So war ich scheinbar eingedrungen hinter den Schleier eines kollektiven Nichtwissens. Wie an einer Angel zog ich das U-Boot mit den Daten dieser Anderen Welt aus dem dunklen Meer eines Nichtwissens, das eigentlich kein Überleben oberhalb der Meeresoberfläche zulässt.
Aber: Wie Träume sich dem bewussten Zugriff gern rasch und doch bleiern entziehen, war es Diesmal nicht! Zwar können wohl alle Erfahrungen der Weltgeschichte beweisen, dass jemand recht hat, doch ein einziger Tag, ein einziger Vorfall oder ein einiges Traumerlebnis kann alles umstürzen. Wir haben uns in Einem Punkt geirrt! Und auf genau diesen Punkt könnte alles angekommen sein, sollten wir ihn als Angelpunkt genommen haben.
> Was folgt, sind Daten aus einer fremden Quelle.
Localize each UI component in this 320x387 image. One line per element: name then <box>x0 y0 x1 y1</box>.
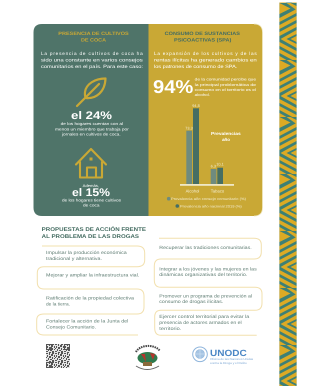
bar chart: prevalencia: 73,3 <box>185 126 193 130</box>
stat: el 15%: de coca <box>83 202 100 208</box>
text block: intro coca <box>41 51 144 69</box>
stat: el 24%: jornales en cultivos de coca. <box>61 132 121 136</box>
logo: UNODC: contra la Droga y el Delito <box>210 361 247 365</box>
bar chart: prevalencia: Alcohol <box>186 189 199 194</box>
logo: UNODC <box>193 347 254 365</box>
icon: house <box>76 149 106 178</box>
stat: 94%: la principal problemática de <box>195 83 256 87</box>
bar chart: prevalencia: 6,3 <box>211 164 216 168</box>
stat: el 24%: menos un miembro que trabaja por <box>55 126 130 131</box>
bar chart: prevalencia: Tabaco <box>211 189 225 194</box>
text: proposals left: Consejo Comunitario. <box>46 324 96 329</box>
stat: 94% <box>153 76 256 97</box>
heading: presencia de cultivos: DE COCA <box>81 38 107 44</box>
text: proposals right: Ejercer control territorial para evitar la <box>159 314 250 319</box>
text block: intro consumo: los patrones de consumo de SPA. <box>154 64 237 69</box>
bar chart: prevalencia: 10,1 <box>216 163 224 167</box>
heading: consumo de sustancias <box>165 31 241 44</box>
bar chart: prevalencia <box>167 104 246 208</box>
text: proposals right: Integrar a los jóvenes y las mujeres en las <box>159 266 257 271</box>
chart legend: Prevalencia año nacional 2019 (%) <box>180 204 242 208</box>
stat: 94%: consumo en el territorio es el <box>195 88 256 92</box>
chart label: prevalencias año: Prevalencias <box>211 131 241 136</box>
logo: UNODC: UNODC <box>210 348 247 358</box>
chart label: prevalencias año <box>211 131 241 142</box>
text block: intro consumo <box>154 51 257 69</box>
panel: propuestas columna izquierda <box>37 246 145 335</box>
text block: intro coca: comunitarios en el país. Para este caso: <box>41 64 143 69</box>
text: proposals right: Recuperar las tradiciones comunitarias. <box>159 245 252 250</box>
text block: intro consumo: La expansión de los cultivos y de las <box>154 51 257 56</box>
chart legend: Prevalencia año consejo comunitario (%) <box>171 197 246 201</box>
text block: intro coca: La presencia de cultivos de coca ha <box>41 51 143 56</box>
icon: leaf <box>77 78 106 106</box>
text: proposals left: Fortalecer la acción de la Junta del <box>46 318 128 323</box>
stat: el 15% <box>62 183 121 208</box>
text: proposals right: dinámicas organizativas del territorio. <box>159 272 247 277</box>
stat: 94%: 94% <box>153 76 193 97</box>
text: proposals left <box>46 250 139 329</box>
text: proposals left: de la tierra. <box>46 301 70 306</box>
heading: presencia de cultivos: PRESENCIA DE CULTIVOS <box>58 31 130 37</box>
text: proposals right: Promover un programa de prevención al <box>159 293 252 298</box>
bar chart: prevalencia: 94,8 <box>192 104 200 108</box>
text: proposals right: presencia de actores armados en el <box>159 320 242 325</box>
text: proposals left: Ratificación de la propiedad colectiva <box>46 295 135 300</box>
chart legend <box>167 197 246 208</box>
logo: UNODC: Oficina de las Naciones Unidas <box>210 357 254 361</box>
heading: consumo de sustancias: CONSUMO DE SUSTANCIAS <box>165 31 241 37</box>
chart label: prevalencias año: año <box>222 137 230 142</box>
stat: el 15%: de los hogares tiene cultivos <box>62 198 121 202</box>
text: proposals left: tradicional y alternativa. <box>46 256 102 261</box>
panel: propuestas columna derecha <box>154 238 262 335</box>
stat: el 24%: el 24% <box>71 110 112 122</box>
heading: propuestas de acción: PROPUESTAS DE ACCIÓN FRENTE <box>42 226 146 233</box>
panel: presencia de cultivos de coca <box>34 24 148 216</box>
stat: el 15%: el 15% <box>72 187 110 199</box>
text block: intro coca: sido una constante en varios consejos <box>41 58 144 62</box>
heading: propuestas de acción: AL PROBLEMA DE LAS DROGAS <box>42 234 139 240</box>
stat: el 24% <box>55 110 130 136</box>
logo: consejo comunitario <box>136 346 160 370</box>
panel: consumo de sustancias psicoactivas <box>148 24 262 216</box>
heading: presencia de cultivos <box>58 31 130 44</box>
icon: QR code <box>46 344 70 368</box>
stat: 94%: alcohol. <box>195 93 210 97</box>
stat: el 15%: Además, <box>83 183 99 188</box>
heading: consumo de sustancias: PSICOACTIVAS (SPA) <box>174 38 232 44</box>
text: proposals right: consumo de drogas ilícitas. <box>159 299 223 304</box>
side pattern strip <box>279 2 297 386</box>
text: proposals left: Impulsar la producción económica <box>46 250 127 255</box>
text: proposals left: Mejorar y ampliar la infraestructura vial. <box>46 273 139 278</box>
text: proposals right <box>159 245 257 331</box>
icon: UN emblem <box>193 347 207 362</box>
stat: 94%: de la comunidad percibe que <box>195 78 256 82</box>
text: proposals right: territorio. <box>159 326 181 331</box>
stat: el 24%: de los hogares cuentan con al <box>61 121 123 126</box>
text block: intro consumo: rentas ilícitas ha generado cambios en <box>154 58 257 62</box>
heading: propuestas de acción <box>42 226 146 240</box>
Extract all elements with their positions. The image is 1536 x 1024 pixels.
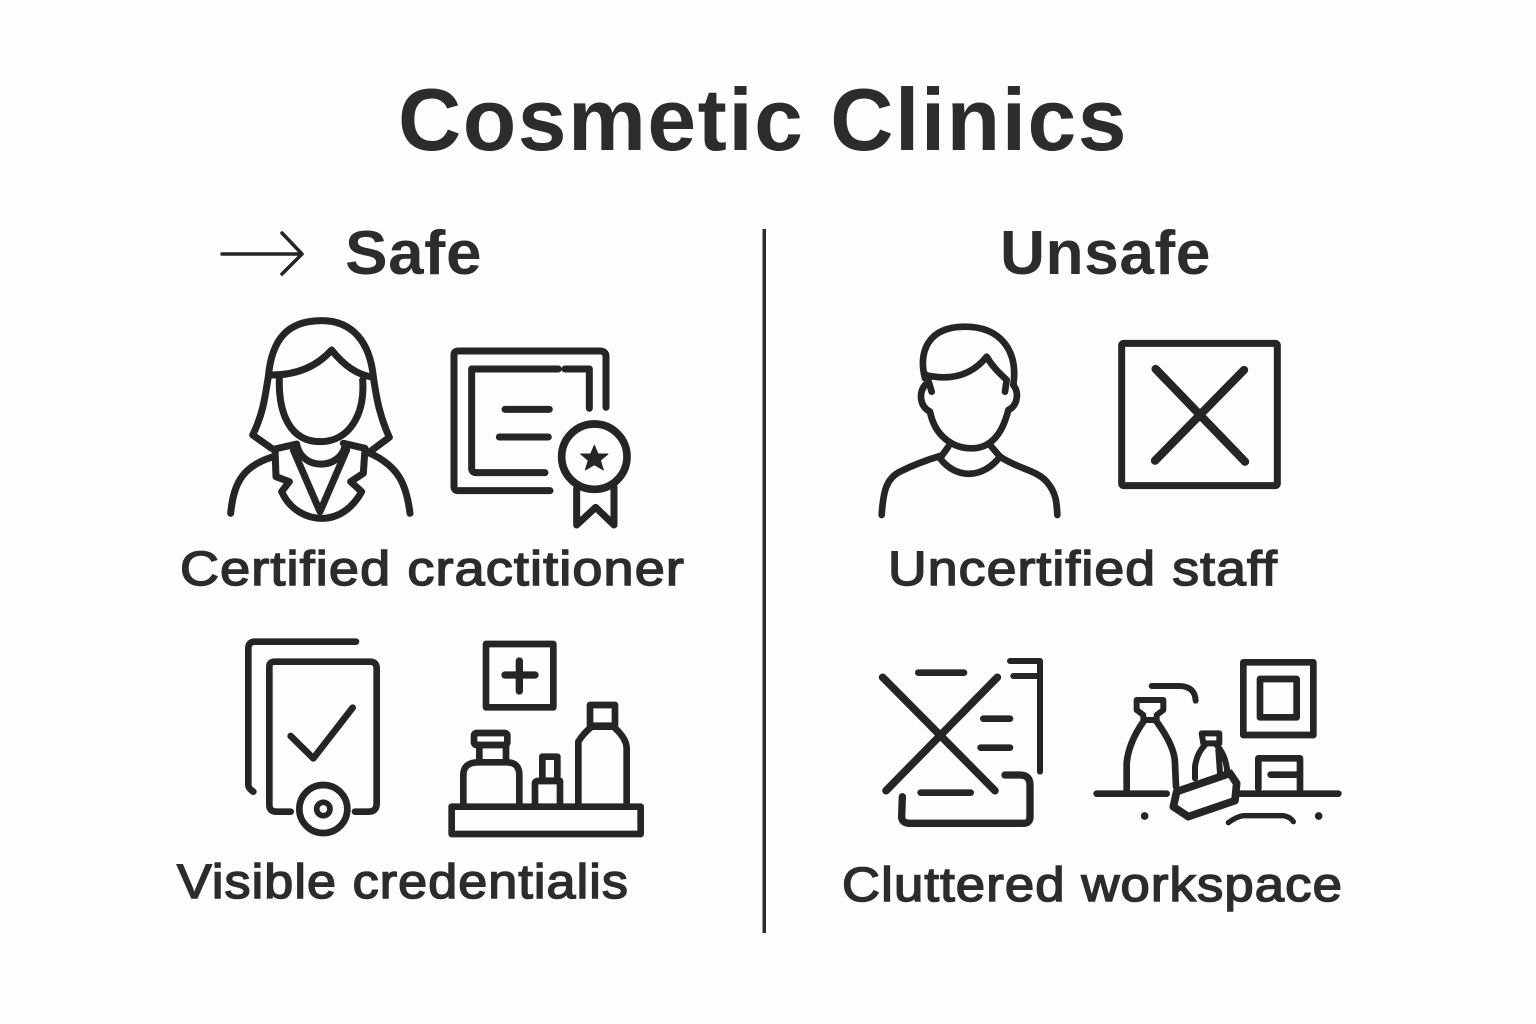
title: Cosmetic Clinics — [398, 70, 1128, 169]
label: certified practitioner: Certified cractitioner — [180, 543, 685, 596]
icon: uncertified man — [882, 327, 1057, 515]
label: visible credentials: Visible credentialis — [177, 856, 629, 909]
arrow — [222, 233, 302, 274]
panel: unsafe — [842, 219, 1343, 912]
icon: crossed box — [1122, 343, 1277, 486]
icon: crossed-out document — [883, 661, 1040, 823]
heading: unsafe: Unsafe — [1000, 219, 1211, 288]
label: cluttered workspace: Cluttered workspace — [842, 859, 1343, 912]
icon: tidy shelf with bottles — [452, 644, 641, 834]
heading: safe: Safe — [345, 219, 482, 288]
label: uncertified staff: Uncertified staff — [888, 543, 1278, 596]
icon: document with checkmark — [248, 642, 377, 833]
panel: safe — [177, 219, 685, 909]
icon: cluttered shelf — [1097, 662, 1338, 823]
icon: certificate with seal — [454, 351, 627, 525]
icon: certified woman — [231, 321, 410, 518]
Nun – einen Tag später habe ich meinen Zugriff auf die Datenboxen und diversen Aufzeichnungen im U-Boot sichern können und bin einerseits fassungslos und andererseits heiter und wie benebelt. Ich war nämlich tatsächlich in diese Andere Welt eingetaucht. Und sie entpuppte sich mir als eine Art, na ja – Jenseits. Was ich sehen, tasten, hören, schmecken und nachempfinden konnte und immer noch kann, kommt das Ganze gewissermaßen einem Schlupfloch gleich, durch das sich wie durch ein Nadelöhr ein Faden wand, der das Undurchdringliche fand und im Jenseitigen einen Anker warf.
Da ich nicht weiß, wie lange mir dies alles, das Herausgeholte, bleibt, ist Eile geboten. Drum schreibe ich! Bedenken Sie dabei: Die Bücher Dieser Welt sind lange nicht so wertvoll wie die Mehrzahl der Ungelesenen. Dazu gehört eben in einem gewissen Sinne die Andere Welt. Wohl jeder gern ein Kafka wäre, aber ohne einen Max Brod es keinen Kafka gäbe.
Wie viele Talente starben in den Schützengräben der Weltkriege oder in den Konzentrationslagern? Sie hätten die Texte oder Erkenntnisse produzieren können, die den Verlauf der Geschichte verändert hätten haben können, die uns einen Hitler und Goebbels erspart hätten und die Bombe auf Hiroshima vielleicht auch.
„Unfassbar!“ Das ist das passende Wort.
Was ich auf dem Acker der Anderen Welt durchpflügen konnte, bleibt nur schwer vermittelbar. Und der Leser merkt mir hoffentlich den Kampf um den rechten Ausdruck an? Möge am Ende ein Schatz im Acker gelegen haben, der mich mit dieser Nacht-Reise derart verbindet, dass der Kern des Berichts einen Samen bildet, aus dem für eine Nachwelt Erkenntnis erwachsen kann. Aber am Ende gehöre auch ich mit all meinen Texten zu den Toten, deren Werk nie wirken konnte. Zu früh und unschuldig gestorben, oder zu Lebzeiten ohne Einfluss oder unverstanden. Nicht immer werden die richtigen Wege ausgetreten, die Lösung eines Problems nicht ergriffen, weil die Ablenkung und Verführung den Aufschub und manchmal das Ersterben gebar.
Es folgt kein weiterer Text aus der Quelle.